Nel riconoscere le ragioni del ricorrente, l’ordinanza dei giudici è molto chiara nel determinare gli effetti contrari ai principi della Carta rilevati nella riforma Madia: “Violazione degli articoli 2 e 4 della Costituzione, e in particolare dell’articolo 2, laddove non è stato rispettato il principio di autodeterminazione del personale del Corpo Forestale nel consentire le limitazioni, all’esercizio di alcuni diritti costituzionali, derivanti dall’assunzione non pienamente volontaria dello status di militare; e dell’articolo 4, laddove il rapporto di impiego e di servizio appare radicalmente mutato con l’assunzione dello status di militare, pur in mancanza di una scelta pienamente libera e volontaria da parte del medesimo personale del Corpo Forestale.
Violazione degli articoli 76 e 77 comma 1 della Costituzione, laddove, in contrasto con la precedente tradizione normativa e quindi con i principi e criteri direttivi di delegazione, non è stato consentito al personale del disciolto Corpo Forestale di scegliere di transitare in altra Forza di Polizia ad ordinamento civile”.
Non solo, l’uso di termini “generici”, ha di fatto consegnato nelle mani dell’esecutivo un potere smisurato. Una “delega in bianco” i cui limiti l’esecutivo è riuscito in ogni caso a superare, nel momento in cui, dato l’obiettivo di “riformare” il corpo forestale, ha deciso di cancellarlo facendolo confluire nell’Arma.
Per contro, questa esigenza di razionalizzazione ed efficientamento della pubblica amministrazione, non trova nel mero risparmio economico una giustificazione, ma viola di fatto la tutela dell’ambiente sancita dalla stessa Costituzione.

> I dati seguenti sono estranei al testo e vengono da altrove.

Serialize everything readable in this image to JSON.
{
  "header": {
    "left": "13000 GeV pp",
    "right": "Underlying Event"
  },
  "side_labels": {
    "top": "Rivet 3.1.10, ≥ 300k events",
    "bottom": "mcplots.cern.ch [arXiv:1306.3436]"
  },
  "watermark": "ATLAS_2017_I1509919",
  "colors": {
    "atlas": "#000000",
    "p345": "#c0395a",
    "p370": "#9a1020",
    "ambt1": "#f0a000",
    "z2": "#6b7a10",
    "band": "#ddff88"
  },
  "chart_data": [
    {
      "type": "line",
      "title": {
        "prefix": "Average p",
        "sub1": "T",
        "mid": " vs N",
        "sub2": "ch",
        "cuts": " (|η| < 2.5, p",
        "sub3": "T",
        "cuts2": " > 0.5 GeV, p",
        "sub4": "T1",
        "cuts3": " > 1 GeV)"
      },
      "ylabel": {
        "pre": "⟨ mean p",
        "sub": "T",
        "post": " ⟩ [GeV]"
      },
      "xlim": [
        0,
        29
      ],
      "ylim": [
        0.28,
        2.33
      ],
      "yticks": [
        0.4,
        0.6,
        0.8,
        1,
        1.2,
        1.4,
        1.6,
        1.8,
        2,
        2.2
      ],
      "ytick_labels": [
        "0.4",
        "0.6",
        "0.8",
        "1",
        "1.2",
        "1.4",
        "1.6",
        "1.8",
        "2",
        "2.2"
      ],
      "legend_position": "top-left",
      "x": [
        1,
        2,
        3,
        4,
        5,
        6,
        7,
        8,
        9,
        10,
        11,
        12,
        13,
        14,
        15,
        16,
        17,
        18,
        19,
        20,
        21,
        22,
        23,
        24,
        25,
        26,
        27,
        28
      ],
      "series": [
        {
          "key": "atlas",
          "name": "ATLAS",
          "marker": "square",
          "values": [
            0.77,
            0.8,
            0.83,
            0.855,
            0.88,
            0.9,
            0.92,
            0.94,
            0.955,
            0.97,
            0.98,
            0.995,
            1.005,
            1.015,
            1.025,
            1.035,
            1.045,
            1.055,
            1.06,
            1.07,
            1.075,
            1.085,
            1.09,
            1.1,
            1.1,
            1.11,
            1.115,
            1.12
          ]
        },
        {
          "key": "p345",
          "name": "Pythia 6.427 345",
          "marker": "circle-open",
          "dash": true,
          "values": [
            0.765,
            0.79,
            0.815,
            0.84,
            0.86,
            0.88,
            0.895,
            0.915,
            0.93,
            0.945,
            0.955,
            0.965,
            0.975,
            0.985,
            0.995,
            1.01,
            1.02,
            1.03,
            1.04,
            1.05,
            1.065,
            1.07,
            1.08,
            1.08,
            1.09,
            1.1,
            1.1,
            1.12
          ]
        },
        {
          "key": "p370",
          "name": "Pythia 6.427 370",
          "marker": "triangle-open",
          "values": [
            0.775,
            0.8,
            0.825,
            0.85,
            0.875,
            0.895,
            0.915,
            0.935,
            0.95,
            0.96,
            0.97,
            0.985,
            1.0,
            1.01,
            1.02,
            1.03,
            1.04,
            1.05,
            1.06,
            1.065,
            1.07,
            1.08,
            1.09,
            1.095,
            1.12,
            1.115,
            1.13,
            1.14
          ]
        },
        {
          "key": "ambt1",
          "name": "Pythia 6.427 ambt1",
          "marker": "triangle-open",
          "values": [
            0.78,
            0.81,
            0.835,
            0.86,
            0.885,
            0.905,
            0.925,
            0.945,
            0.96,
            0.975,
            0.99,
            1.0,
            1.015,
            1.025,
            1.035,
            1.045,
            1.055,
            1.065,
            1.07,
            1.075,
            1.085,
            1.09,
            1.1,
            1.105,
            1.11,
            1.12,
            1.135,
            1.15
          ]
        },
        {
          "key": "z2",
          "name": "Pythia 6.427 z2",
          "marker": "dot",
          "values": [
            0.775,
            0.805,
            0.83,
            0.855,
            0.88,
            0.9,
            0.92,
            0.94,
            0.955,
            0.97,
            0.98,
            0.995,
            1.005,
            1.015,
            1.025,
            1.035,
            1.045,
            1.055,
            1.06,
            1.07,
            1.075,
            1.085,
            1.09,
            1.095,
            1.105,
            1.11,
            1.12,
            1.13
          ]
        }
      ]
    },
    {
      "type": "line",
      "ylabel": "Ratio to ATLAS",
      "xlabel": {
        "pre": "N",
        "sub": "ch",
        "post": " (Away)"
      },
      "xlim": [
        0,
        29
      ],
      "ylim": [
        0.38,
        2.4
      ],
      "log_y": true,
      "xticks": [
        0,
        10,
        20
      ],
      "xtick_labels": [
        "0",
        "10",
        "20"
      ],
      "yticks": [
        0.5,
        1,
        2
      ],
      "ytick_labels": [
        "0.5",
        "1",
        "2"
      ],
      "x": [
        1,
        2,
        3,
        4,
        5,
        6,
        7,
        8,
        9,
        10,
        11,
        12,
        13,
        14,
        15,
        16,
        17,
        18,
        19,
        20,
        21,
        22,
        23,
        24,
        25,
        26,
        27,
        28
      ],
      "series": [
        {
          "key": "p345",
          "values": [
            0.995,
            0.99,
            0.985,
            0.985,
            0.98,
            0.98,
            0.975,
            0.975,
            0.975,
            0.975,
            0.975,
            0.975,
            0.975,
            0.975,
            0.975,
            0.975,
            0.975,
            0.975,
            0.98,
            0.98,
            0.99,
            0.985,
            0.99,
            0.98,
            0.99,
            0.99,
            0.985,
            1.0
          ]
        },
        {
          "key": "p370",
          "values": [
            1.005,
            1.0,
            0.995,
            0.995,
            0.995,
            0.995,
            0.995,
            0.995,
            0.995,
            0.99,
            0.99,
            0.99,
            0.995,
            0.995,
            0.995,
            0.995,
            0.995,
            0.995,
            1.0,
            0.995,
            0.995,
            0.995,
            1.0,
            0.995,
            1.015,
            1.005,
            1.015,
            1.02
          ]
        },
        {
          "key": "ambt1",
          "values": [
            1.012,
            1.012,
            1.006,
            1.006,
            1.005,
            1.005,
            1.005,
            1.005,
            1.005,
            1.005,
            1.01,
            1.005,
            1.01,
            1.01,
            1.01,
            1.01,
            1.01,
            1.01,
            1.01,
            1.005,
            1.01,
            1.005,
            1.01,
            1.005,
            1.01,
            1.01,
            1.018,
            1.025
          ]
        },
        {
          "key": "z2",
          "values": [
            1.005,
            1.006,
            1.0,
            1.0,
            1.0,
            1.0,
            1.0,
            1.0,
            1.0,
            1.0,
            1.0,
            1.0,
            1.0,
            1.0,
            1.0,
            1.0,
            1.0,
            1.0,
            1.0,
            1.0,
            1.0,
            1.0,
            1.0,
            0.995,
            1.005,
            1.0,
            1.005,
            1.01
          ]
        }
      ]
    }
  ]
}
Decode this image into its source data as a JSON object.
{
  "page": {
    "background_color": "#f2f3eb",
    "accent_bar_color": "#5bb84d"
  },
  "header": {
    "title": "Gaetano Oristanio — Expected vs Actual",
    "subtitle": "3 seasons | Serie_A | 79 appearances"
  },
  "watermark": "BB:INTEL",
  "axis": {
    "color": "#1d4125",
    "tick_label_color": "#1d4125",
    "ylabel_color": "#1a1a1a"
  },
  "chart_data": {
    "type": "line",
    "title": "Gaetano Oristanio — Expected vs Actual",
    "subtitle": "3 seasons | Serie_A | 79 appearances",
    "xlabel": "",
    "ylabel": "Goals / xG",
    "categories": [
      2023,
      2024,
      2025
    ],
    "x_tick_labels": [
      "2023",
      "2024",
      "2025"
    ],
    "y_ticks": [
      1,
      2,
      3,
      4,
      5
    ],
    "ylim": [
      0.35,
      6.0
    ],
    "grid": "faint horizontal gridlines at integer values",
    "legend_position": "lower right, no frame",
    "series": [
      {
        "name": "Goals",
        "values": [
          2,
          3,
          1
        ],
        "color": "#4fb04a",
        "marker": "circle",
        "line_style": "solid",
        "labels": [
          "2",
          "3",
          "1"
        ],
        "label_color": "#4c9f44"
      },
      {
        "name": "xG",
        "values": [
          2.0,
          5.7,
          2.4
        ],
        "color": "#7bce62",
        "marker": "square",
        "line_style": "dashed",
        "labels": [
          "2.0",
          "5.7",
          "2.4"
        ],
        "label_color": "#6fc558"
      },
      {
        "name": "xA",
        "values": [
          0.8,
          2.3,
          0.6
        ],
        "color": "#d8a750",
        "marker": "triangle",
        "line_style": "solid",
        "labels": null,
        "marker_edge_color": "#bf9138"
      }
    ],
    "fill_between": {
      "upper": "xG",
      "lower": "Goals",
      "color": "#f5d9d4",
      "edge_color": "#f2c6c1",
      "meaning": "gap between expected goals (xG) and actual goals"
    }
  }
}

Tanto più, si legge, che “la “militarizzazione” di un corpo di polizia (o l’assorbimento del personale di un corpo di polizia civile in uno militare che è cosa analoga) si pone inoltre in netta controtendenza rispetto ai principi generali del nostro ordinamento e alle linee evolutive di questo nel tempo”. Insomma, la rivoluzione del governo è di fatto una restaurazione e un abuso delle funzioni legislative.